M. de Moustier était énervé, épuisé par tant d’efforts stériles. S’arrêter à des propositions, les discuter et les accepter pour les voir échouer, telle était sa tâche. Il ne pouvait que se compromettre, à ces jeux fallacieux de la diplomatie. « Je redoute, télégraphiait-il au prince de La Tour d’Auvergne, à la date du 15 avril, que toutes ces propositions diverses qui se croisent n’amènent des complications. Aussi, en ce qui nous concerne, la question se résume-t-elle dans les termes suivans : « Le roi des Pays-Bas nous a fait une promesse de cession du Luxembourg. Nous ne pourrions y renoncer, dans l’intérêt de la paix de l’Europe, que si les puissances obtenaient de la Prusse l’évacuation de la forteresse. »

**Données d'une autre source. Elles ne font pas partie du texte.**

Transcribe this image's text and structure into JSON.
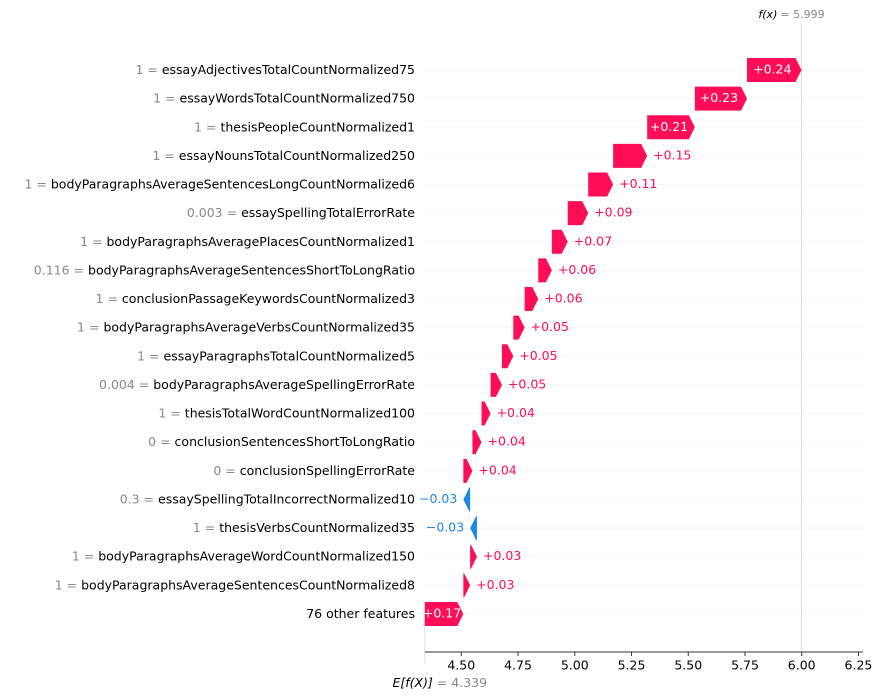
{
  "chart_data": {
    "type": "waterfall",
    "features": [
      {
        "value_text": "1 =",
        "name": "essayAdjectivesTotalCountNormalized75"
      },
      {
        "value_text": "1 =",
        "name": "essayWordsTotalCountNormalized750"
      },
      {
        "value_text": "1 =",
        "name": "thesisPeopleCountNormalized1"
      },
      {
        "value_text": "1 =",
        "name": "essayNounsTotalCountNormalized250"
      },
      {
        "value_text": "1 =",
        "name": "bodyParagraphsAverageSentencesLongCountNormalized6"
      },
      {
        "value_text": "0.003 =",
        "name": "essaySpellingTotalErrorRate"
      },
      {
        "value_text": "1 =",
        "name": "bodyParagraphsAveragePlacesCountNormalized1"
      },
      {
        "value_text": "0.116 =",
        "name": "bodyParagraphsAverageSentencesShortToLongRatio"
      },
      {
        "value_text": "1 =",
        "name": "conclusionPassageKeywordsCountNormalized3"
      },
      {
        "value_text": "1 =",
        "name": "bodyParagraphsAverageVerbsCountNormalized35"
      },
      {
        "value_text": "1 =",
        "name": "essayParagraphsTotalCountNormalized5"
      },
      {
        "value_text": "0.004 =",
        "name": "bodyParagraphsAverageSpellingErrorRate"
      },
      {
        "value_text": "1 =",
        "name": "thesisTotalWordCountNormalized100"
      },
      {
        "value_text": "0 =",
        "name": "conclusionSentencesShortToLongRatio"
      },
      {
        "value_text": "0 =",
        "name": "conclusionSpellingErrorRate"
      },
      {
        "value_text": "0.3 =",
        "name": "essaySpellingTotalIncorrectNormalized10"
      },
      {
        "value_text": "1 =",
        "name": "thesisVerbsCountNormalized35"
      },
      {
        "value_text": "1 =",
        "name": "bodyParagraphsAverageWordCountNormalized150"
      },
      {
        "value_text": "1 =",
        "name": "bodyParagraphsAverageSentencesCountNormalized8"
      },
      {
        "name": "76 other features"
      }
    ],
    "values": [
      0.24,
      0.23,
      0.21,
      0.15,
      0.11,
      0.09,
      0.07,
      0.06,
      0.06,
      0.05,
      0.05,
      0.05,
      0.04,
      0.04,
      0.04,
      -0.03,
      -0.03,
      0.03,
      0.03,
      0.17
    ],
    "value_labels": [
      "+0.24",
      "+0.23",
      "+0.21",
      "+0.15",
      "+0.11",
      "+0.09",
      "+0.07",
      "+0.06",
      "+0.06",
      "+0.05",
      "+0.05",
      "+0.05",
      "+0.04",
      "+0.04",
      "+0.04",
      "−0.03",
      "−0.03",
      "+0.03",
      "+0.03",
      "+0.17"
    ],
    "positive_color": "#ff0d57",
    "negative_color": "#1e88e5",
    "base": {
      "label": "E[f(X)]",
      "value": 4.339,
      "value_label": "= 4.339"
    },
    "output": {
      "label": "f(x)",
      "value": 5.999,
      "value_label": "= 5.999"
    },
    "xlim": [
      4.34,
      6.27
    ],
    "xticks": [
      {
        "value": 4.5,
        "label": "4.50"
      },
      {
        "value": 4.75,
        "label": "4.75"
      },
      {
        "value": 5.0,
        "label": "5.00"
      },
      {
        "value": 5.25,
        "label": "5.25"
      },
      {
        "value": 5.5,
        "label": "5.50"
      },
      {
        "value": 5.75,
        "label": "5.75"
      },
      {
        "value": 6.0,
        "label": "6.00"
      },
      {
        "value": 6.25,
        "label": "6.25"
      }
    ]
  }
}
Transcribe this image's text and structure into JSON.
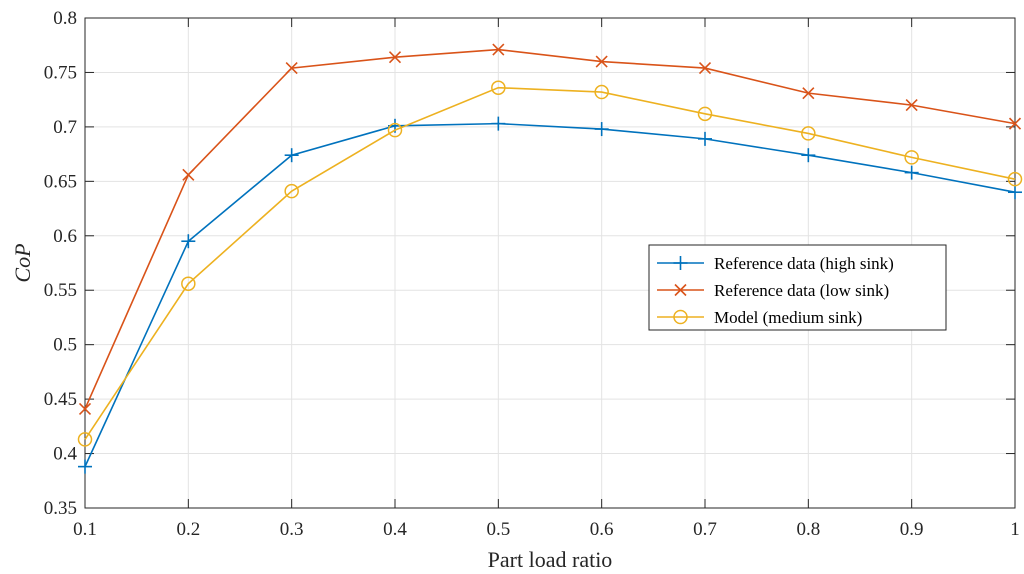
{
  "chart_data": {
    "type": "line",
    "title": "",
    "xlabel": "Part load ratio",
    "ylabel": "CoP",
    "xlim": [
      0.1,
      1.0
    ],
    "ylim": [
      0.35,
      0.8
    ],
    "grid": true,
    "legend_position": "center-right",
    "x": [
      0.1,
      0.2,
      0.3,
      0.4,
      0.5,
      0.6,
      0.7,
      0.8,
      0.9,
      1.0
    ],
    "x_tick_labels": [
      "0.1",
      "0.2",
      "0.3",
      "0.4",
      "0.5",
      "0.6",
      "0.7",
      "0.8",
      "0.9",
      "1"
    ],
    "y_ticks": [
      0.35,
      0.4,
      0.45,
      0.5,
      0.55,
      0.6,
      0.65,
      0.7,
      0.75,
      0.8
    ],
    "y_tick_labels": [
      "0.35",
      "0.4",
      "0.45",
      "0.5",
      "0.55",
      "0.6",
      "0.65",
      "0.7",
      "0.75",
      "0.8"
    ],
    "series": [
      {
        "name": "Reference data (high sink)",
        "marker": "plus",
        "color": "#0072BD",
        "values": [
          0.388,
          0.595,
          0.674,
          0.701,
          0.703,
          0.698,
          0.689,
          0.674,
          0.658,
          0.64
        ]
      },
      {
        "name": "Reference data (low sink)",
        "marker": "x",
        "color": "#D95319",
        "values": [
          0.441,
          0.656,
          0.754,
          0.764,
          0.771,
          0.76,
          0.754,
          0.731,
          0.72,
          0.703
        ]
      },
      {
        "name": "Model (medium sink)",
        "marker": "circle",
        "color": "#EDB120",
        "values": [
          0.413,
          0.556,
          0.641,
          0.697,
          0.736,
          0.732,
          0.712,
          0.694,
          0.672,
          0.652
        ]
      }
    ]
  }
}
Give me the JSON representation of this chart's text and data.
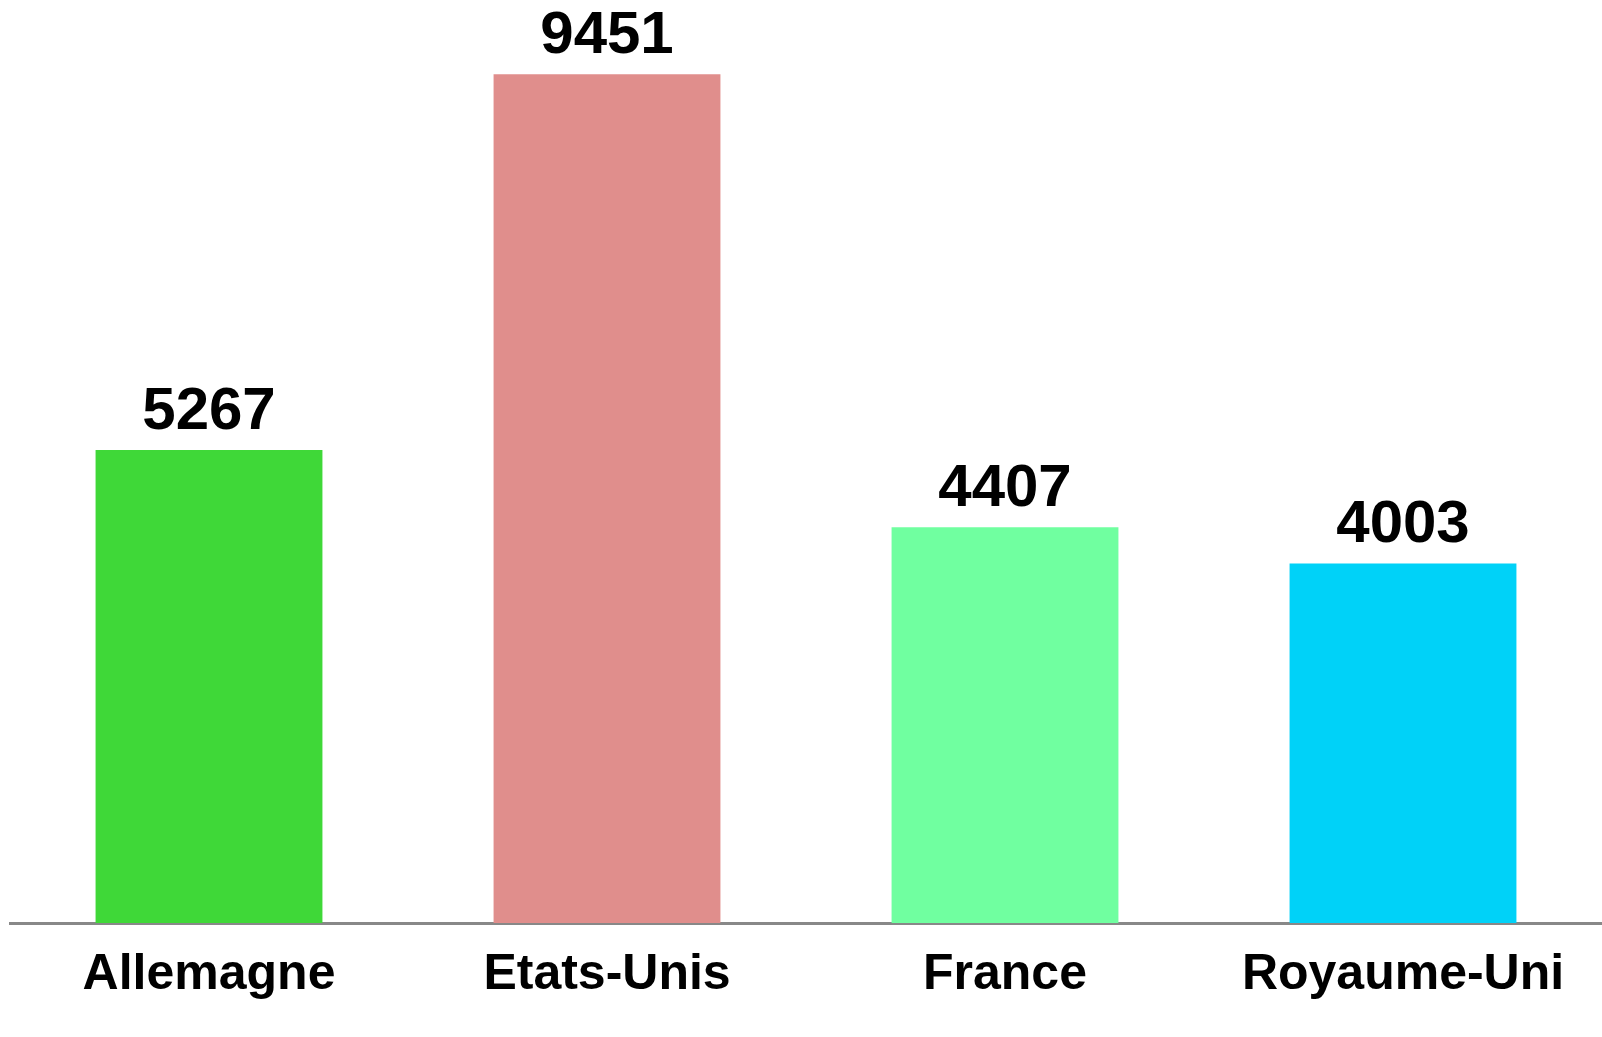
{
  "chart_data": {
    "type": "bar",
    "categories": [
      "Allemagne",
      "Etats-Unis",
      "France",
      "Royaume-Uni"
    ],
    "values": [
      5267,
      9451,
      4407,
      4003
    ],
    "colors": [
      "#3fd838",
      "#e08e8c",
      "#70ffa0",
      "#00d2f8"
    ],
    "data_labels": true,
    "grid": false,
    "legend": false,
    "tick_labels": "x"
  }
}
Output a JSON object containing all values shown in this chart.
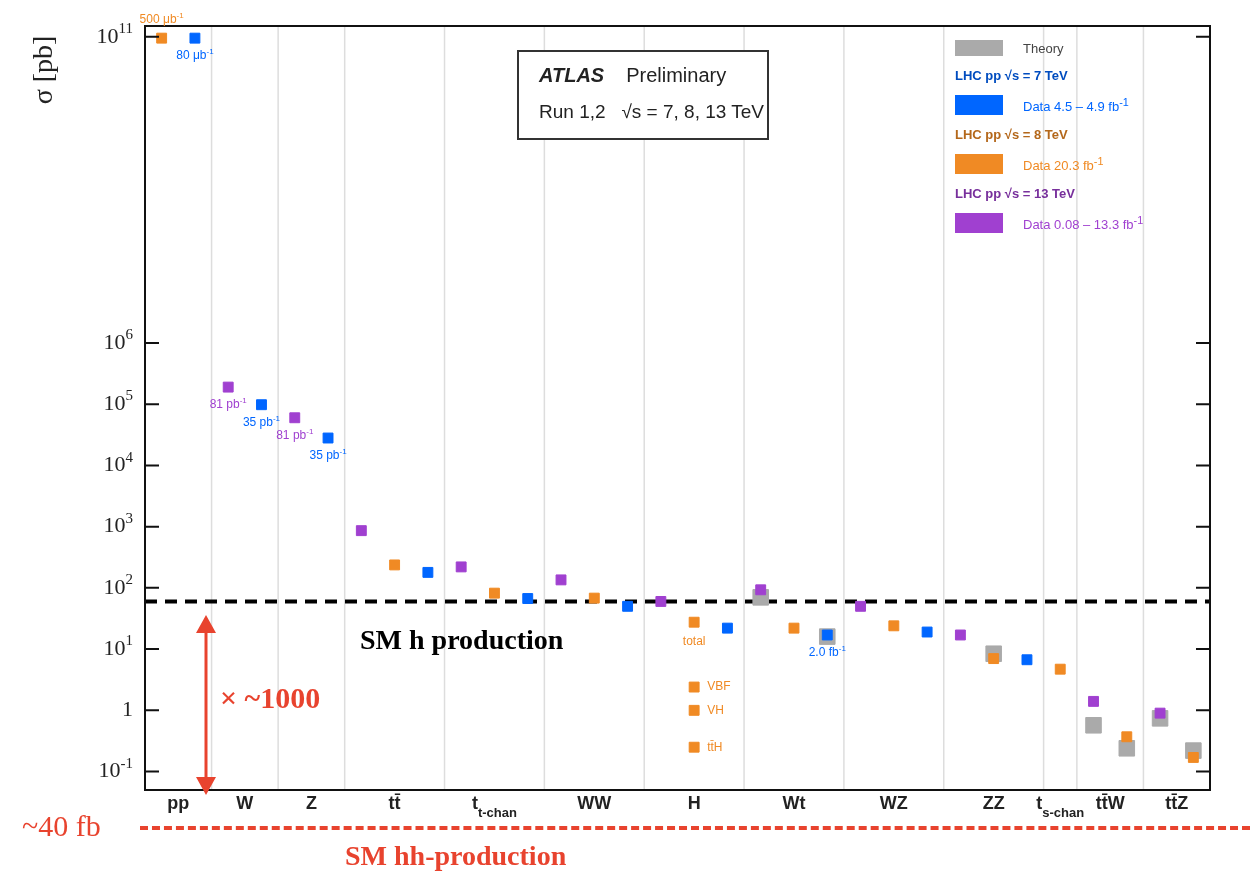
{
  "chart_data": {
    "type": "scatter",
    "ylabel": "σ [pb]",
    "categories": [
      "pp",
      "W",
      "Z",
      "tt̄",
      "t$_{t-chan}$",
      "WW",
      "H",
      "Wt",
      "WZ",
      "ZZ",
      "t$_{s-chan}$",
      "tt̄W",
      "tt̄Z"
    ],
    "log": "y",
    "grid": "x",
    "legend": "top right",
    "ylim": [
      0.05,
      150000000000.0
    ],
    "yticks": [
      {
        "value": 0.1,
        "label": "10$^{-1}$"
      },
      1,
      {
        "value": 10,
        "label": "10$^{1}$"
      },
      {
        "value": 100,
        "label": "10$^{2}$"
      },
      {
        "value": 1000,
        "label": "10$^{3}$"
      },
      {
        "value": 10000,
        "label": "10$^{4}$"
      },
      {
        "value": 100000,
        "label": "10$^{5}$"
      },
      {
        "value": 1000000,
        "label": "10$^{6}$"
      },
      {
        "value": 100000000000,
        "label": "10$^{11}$"
      }
    ],
    "series": [
      {
        "name": "Theory",
        "color": "#aaaaaa",
        "marker": "square",
        "x": [
          "Wt",
          "Wt",
          "Wt",
          "ZZ",
          "ZZ",
          "tt̄W",
          "tt̄W",
          "tt̄Z",
          "tt̄Z"
        ],
        "values": [
          70,
          null,
          16,
          null,
          8.4,
          0.57,
          0.24,
          0.74,
          0.22
        ]
      },
      {
        "name": "Data 4.5 – 4.9 fb$^{-1}$",
        "color": "#0066ff",
        "marker": "square",
        "x": [
          "pp",
          "W",
          "Z",
          "tt̄",
          "t$_{t-chan}$",
          "WW",
          "H",
          "Wt",
          "WZ",
          "ZZ"
        ],
        "values": [
          95000000000.0,
          98000,
          28000,
          179,
          67,
          50,
          22,
          17,
          19,
          6.7
        ]
      },
      {
        "name": "Data 20.3 fb$^{-1}$",
        "color": "#f08a24",
        "marker": "square",
        "x": [
          "pp",
          "tt̄",
          "t$_{t-chan}$",
          "WW",
          "H",
          "H",
          "H",
          "H",
          "Wt",
          "WZ",
          "ZZ",
          "t$_{s-chan}$",
          "tt̄W",
          "tt̄Z"
        ],
        "values": [
          95000000000.0,
          237,
          82,
          68,
          27.5,
          2.4,
          1.0,
          0.25,
          22,
          24,
          7.0,
          4.7,
          0.37,
          0.17
        ]
      },
      {
        "name": "Data 0.08 – 13.3 fb$^{-1}$",
        "color": "#a040d0",
        "marker": "square",
        "x": [
          "W",
          "Z",
          "tt̄",
          "t$_{t-chan}$",
          "WW",
          "H",
          "Wt",
          "WZ",
          "ZZ",
          "tt̄W",
          "tt̄Z"
        ],
        "values": [
          190000,
          60000,
          860,
          220,
          135,
          60,
          93,
          50,
          17,
          1.4,
          0.9
        ]
      }
    ],
    "ref_lines": [
      {
        "axis": "y",
        "value": 60,
        "label": "SM h production",
        "color": "#000000",
        "line_style": "dashed"
      }
    ],
    "annotations": [
      "ATLAS",
      "Preliminary",
      "Run 1,2   √s = 7, 8, 13 TeV",
      "LHC pp  √s = 7 TeV",
      "LHC pp  √s = 8 TeV",
      "LHC pp  √s = 13 TeV",
      "× ~1000",
      "~40 fb",
      "SM hh-production",
      "500 μb$^{-1}$",
      "80 μb$^{-1}$",
      "81 pb$^{-1}$",
      "35 pb$^{-1}$",
      "81 pb$^{-1}$",
      "35 pb$^{-1}$",
      "2.0 fb$^{-1}$",
      {
        "text": "total",
        "x": "H",
        "y": 27.5
      },
      {
        "text": "VBF",
        "x": "H",
        "y": 2.4
      },
      {
        "text": "VH",
        "x": "H",
        "y": 1.0
      },
      {
        "text": "tt̄H",
        "x": "H",
        "y": 0.25
      }
    ]
  }
}
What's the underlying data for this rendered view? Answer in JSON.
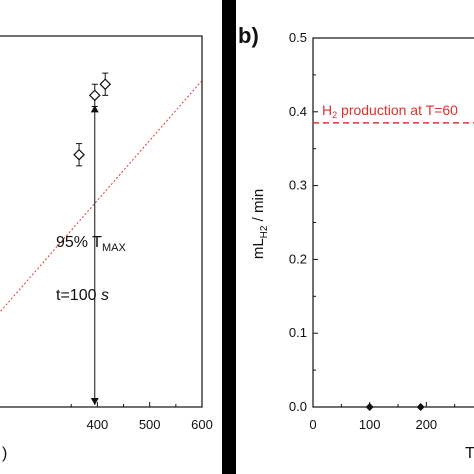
{
  "chart_data": [
    {
      "panel": "a",
      "type": "scatter",
      "x_ticks": [
        400,
        500,
        600
      ],
      "xlim": [
        210,
        600
      ],
      "ylim": [
        0,
        1
      ],
      "series": [
        {
          "marker": "diamond",
          "color": "#111111",
          "x": [
            365,
            395,
            415
          ],
          "y": [
            0.68,
            0.84,
            0.87
          ],
          "err": [
            0.03,
            0.03,
            0.03
          ]
        },
        {
          "line": "dotted",
          "color": "#d04040",
          "x": [
            210,
            600
          ],
          "y": [
            0.25,
            0.88
          ]
        }
      ],
      "annotations": {
        "temp_main": "95% T",
        "temp_sub": "MAX",
        "time_prefix": "t=100 ",
        "time_unit": "s"
      },
      "xlabel_fragment": ")",
      "vertical_arrow_x": 395
    },
    {
      "panel": "b",
      "type": "scatter",
      "panel_label": "b)",
      "ylabel_main": "mL",
      "ylabel_sub": "H2",
      "ylabel_suffix": " / min",
      "y_ticks": [
        "0.0",
        "0.1",
        "0.2",
        "0.3",
        "0.4",
        "0.5"
      ],
      "x_ticks": [
        "0",
        "100",
        "200"
      ],
      "ylim": [
        0,
        0.5
      ],
      "xlim": [
        0,
        300
      ],
      "series": [
        {
          "marker": "diamond-filled",
          "color": "#111111",
          "x": [
            100,
            190
          ],
          "y": [
            0.0,
            0.0
          ]
        }
      ],
      "reference_line": {
        "y": 0.385,
        "color": "#e03030",
        "style": "dashed",
        "label_prefix": "H",
        "label_sub": "2",
        "label_suffix": " production at T=60"
      },
      "xlabel_fragment": "T"
    }
  ]
}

L’empereur, de son côté, faisait venir lord Cowley et le priait de réclamer, non plus les bons offices, mais la médiation de l’Angleterre. La France s’abritait de plus en plus derrière les puissances, elle les constituait arbitres de la paix et de la guerre.

M. de Moustier recommandait en même temps à M. Benedetti d’être plus circonspect que jamais et d’éviter toute démarche auprès de M. de Bismarck. « Nous devons, disait-il, garder une attitude expectante et aussi dilatoire que possible. Vous avez bien compris notre pensée, qui est de ne céder à aucune provocation, quelle qu’elle soit, et de rendre impossible au roi et au parti militaire qui le domine de trouver le prétexte de guerre qu’il semble vouloir chercher. »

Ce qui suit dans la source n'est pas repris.